«Si vis pacem, para bellum» è una massima citata spesso in quest’ultimo periodo di esacerbati conflitti e profonde tensioni. Più che un pensiero, sembra uno slogan: una frase comoda, molto retorica e poco strategica, riciclata dalla polvere dell’Impero Romano e servita al pari di una verità inconfutabile. Così ha fatto anche Giorgia Meloni in Parlamento. Eppure, se interroghiamo la storia e il pensiero, ciò che emerge è ben altro: se davvero si volesse la pace, non si dovrebbe continuare a preparare la guerra.

L’espressione latina viene attribuita tradizionalmente a Vegezio, autore del “De re militari”, trattato composto nel V secolo per una Roma già in fase di declino. Nel III libro si legge: «Igitur qui desiderat pacem, praeparet bellum» («Dunque, chi desidera la pace, prepari la guerra»). Tuttavia, vale la pena riferire che, in quel contesto, la guerra era vista come una fatalità e la pace, di rimando, quasi solo come armistizio temporaneo.

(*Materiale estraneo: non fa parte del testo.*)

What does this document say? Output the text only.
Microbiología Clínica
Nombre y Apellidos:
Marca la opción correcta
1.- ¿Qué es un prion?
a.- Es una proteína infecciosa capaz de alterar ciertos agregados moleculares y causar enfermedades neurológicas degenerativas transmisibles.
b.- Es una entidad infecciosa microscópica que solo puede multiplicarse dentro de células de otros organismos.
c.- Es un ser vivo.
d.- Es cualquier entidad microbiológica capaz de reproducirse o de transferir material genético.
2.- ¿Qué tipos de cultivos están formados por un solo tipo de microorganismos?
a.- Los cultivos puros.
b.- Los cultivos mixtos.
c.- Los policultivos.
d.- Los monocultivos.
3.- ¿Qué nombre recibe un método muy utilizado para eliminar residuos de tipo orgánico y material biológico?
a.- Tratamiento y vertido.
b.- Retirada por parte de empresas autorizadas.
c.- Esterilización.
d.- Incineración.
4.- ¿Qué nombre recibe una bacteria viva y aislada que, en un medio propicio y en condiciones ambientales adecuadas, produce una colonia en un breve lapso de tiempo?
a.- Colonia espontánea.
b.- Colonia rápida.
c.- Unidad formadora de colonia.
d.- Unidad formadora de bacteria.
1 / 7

Ora, è chiaro che il XXI secolo non è il V e la dottrina difensiva dell’armarsi per non essere attaccati ha oggi più l’acre sapore del pretesto che della prudenza. Difatti, serve spesso come cartina da tornasole per giustificare spese militari crescenti, più che a evitare realmente i conflitti. Ogni corsa al riarmo, poi – risulta superfluo dirlo – alimenta quella dell’altro. Viene chiamato “security dilemma”: più ci si arma, più l’altro si sente minacciato e si arma a sua volta. Un’escalation già tristemente nota, per esempio, nella Guerra Fredda.

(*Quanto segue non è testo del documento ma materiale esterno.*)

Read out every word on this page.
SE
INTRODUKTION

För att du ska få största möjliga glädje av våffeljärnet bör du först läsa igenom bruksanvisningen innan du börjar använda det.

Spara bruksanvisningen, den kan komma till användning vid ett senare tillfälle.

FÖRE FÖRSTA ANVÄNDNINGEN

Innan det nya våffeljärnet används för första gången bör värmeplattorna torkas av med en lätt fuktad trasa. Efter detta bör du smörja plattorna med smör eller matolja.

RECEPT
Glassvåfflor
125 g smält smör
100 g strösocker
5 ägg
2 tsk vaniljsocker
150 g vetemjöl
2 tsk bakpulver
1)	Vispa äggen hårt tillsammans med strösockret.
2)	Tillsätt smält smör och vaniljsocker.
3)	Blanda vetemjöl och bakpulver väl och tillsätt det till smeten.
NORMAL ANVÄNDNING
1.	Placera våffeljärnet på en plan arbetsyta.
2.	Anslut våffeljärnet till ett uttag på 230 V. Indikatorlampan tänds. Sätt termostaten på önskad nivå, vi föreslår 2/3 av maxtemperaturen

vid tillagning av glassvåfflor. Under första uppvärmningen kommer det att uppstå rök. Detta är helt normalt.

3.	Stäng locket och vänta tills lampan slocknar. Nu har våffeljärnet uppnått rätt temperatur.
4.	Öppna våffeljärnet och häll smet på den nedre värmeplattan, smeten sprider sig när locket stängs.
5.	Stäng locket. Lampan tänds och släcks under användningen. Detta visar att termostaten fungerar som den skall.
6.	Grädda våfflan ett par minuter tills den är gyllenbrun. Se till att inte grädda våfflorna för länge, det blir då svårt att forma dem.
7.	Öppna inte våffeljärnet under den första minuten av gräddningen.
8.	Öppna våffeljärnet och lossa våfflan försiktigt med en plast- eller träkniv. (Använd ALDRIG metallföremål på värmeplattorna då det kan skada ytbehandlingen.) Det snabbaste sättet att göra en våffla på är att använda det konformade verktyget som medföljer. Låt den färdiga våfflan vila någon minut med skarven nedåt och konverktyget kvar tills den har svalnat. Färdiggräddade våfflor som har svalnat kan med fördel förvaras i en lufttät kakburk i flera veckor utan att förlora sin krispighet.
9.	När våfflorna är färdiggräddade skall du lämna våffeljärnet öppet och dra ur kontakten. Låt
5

Nel frattempo, chi parla di pace viene considerato sempre meno realista, sempre più ingenuo. Eppure, la pace europea garantita dal 1945 in poi – con tutte le sue folte e diversificate ombre – non è stata certo costruita su carri armati e testate nucleari, ma su istituzioni multilaterali, trattati e cooperazioni. Sono stati i ponti, il dialogo e non le armi a impedire il ritorno delle macerie.

In questa direzione si colloca lo storico segretario del Partito Comunista Italiano Enrico Berlinguer, che rovesciò la formula antica in un’affermazione semplice, ma radicale: «Se vuoi la pace, prepara la pace». Con ciò voleva dire che la pace non si costruisce in nessun caso con la minaccia o con l’arsenale, ma col dialogo, con la giustizia sociale, con la cooperazione tra i popoli. Insomma: la pace da intendere come progetto civile, non come tregua armata.

Numerosi sono gli esempi in questa direzione. Si pensi al pacifismo scomodo e mai evasivo del celebre scrittore russo Lev N. Tolstoj. Accanto ai suoi immarcescibili romanzi – “Guerra e Pace”, “Anna Karenina” e “Resurrezione” su tutti – c’è una nutrita produzione fatta di lettere, saggi, opuscoli, fiabe, ecc. in cui condanna, senza mezzi termini, ogni violenza come fallimento morale. Per Tolstoj, la guerra è già una sconfitta nel momento in cui si accetta come opzione.

In tal senso, esemplificativo è il racconto “Ivan lo scemo” (del 1886), in cui lo scrittore russo mette in scena un protagonista che rifiuta ogni logica di violenza e di competizione. Mentre i suoi fratelli si lanciano in imprese belliche sempre più distruttive, Ivan coltiva la terra, lavora, si fida di quanto gli riserva la vita. Così, quando uno dei fratelli escogita bombe capaci di annientare interi eserciti, l’apparato militare implode su se stesso causando distruzioni irreversibili. Una narrazione che anticipa profeticamente la follia autodistruttiva della guerra totale, inclusa quella nucleare, che ha segnato il Secolo breve.

Alla base del pensiero tolstojano c’è un’idea semplice: la vita è dono, lavoro e relazione. La risposta alla guerra non è prepararsi meglio, ma uscire una volta per tutte dalla logica del nemico. Questo approccio venne approfondito fino alla fine della sua esistenza ed emerge chiaramente nelle lettere che Tolstoj scambiò con Gandhi, soprattutto nel 1909, quando il giovane avvocato indiano gli chiese consiglio in merito all’azione politica nonviolenta. Quello scambio epistolare – di altissima tensione morale – è la dimostrazione di quanto la nonviolenza sia una pratica storica concreta, non un sogno irenico.

Preparare la pace, però, non vuol dire chiudere gli occhi davanti ai conflitti, ma lavorare sulle cause e non rincorrere solo gli effetti. Ancor di più, significa costruire una cultura politica fondata sul ripudio della guerra come mezzo «di offesa alla libertà degli altri popoli», così come recita l’articolo 11 della Costituzione italiana. Un articolo chiaro, radicale. Difatti, non si trova scritto “limita”, né “tollera in casi estremi”, ma “ripudia”, senza ambiguità.

Chi propone oggi il riarmo come soluzione, dimentica (o vuole dimenticare) che quel ripudio nasce dalle macerie e dal lutto. Così, preparare la guerra vuol dire tradire quella memoria. Preparare la pace, invece, ha un significato molto più profondo: inserirla nei programmi politici, nel linguaggio delle leggi, nei sistemi educativi, nelle scelte economiche.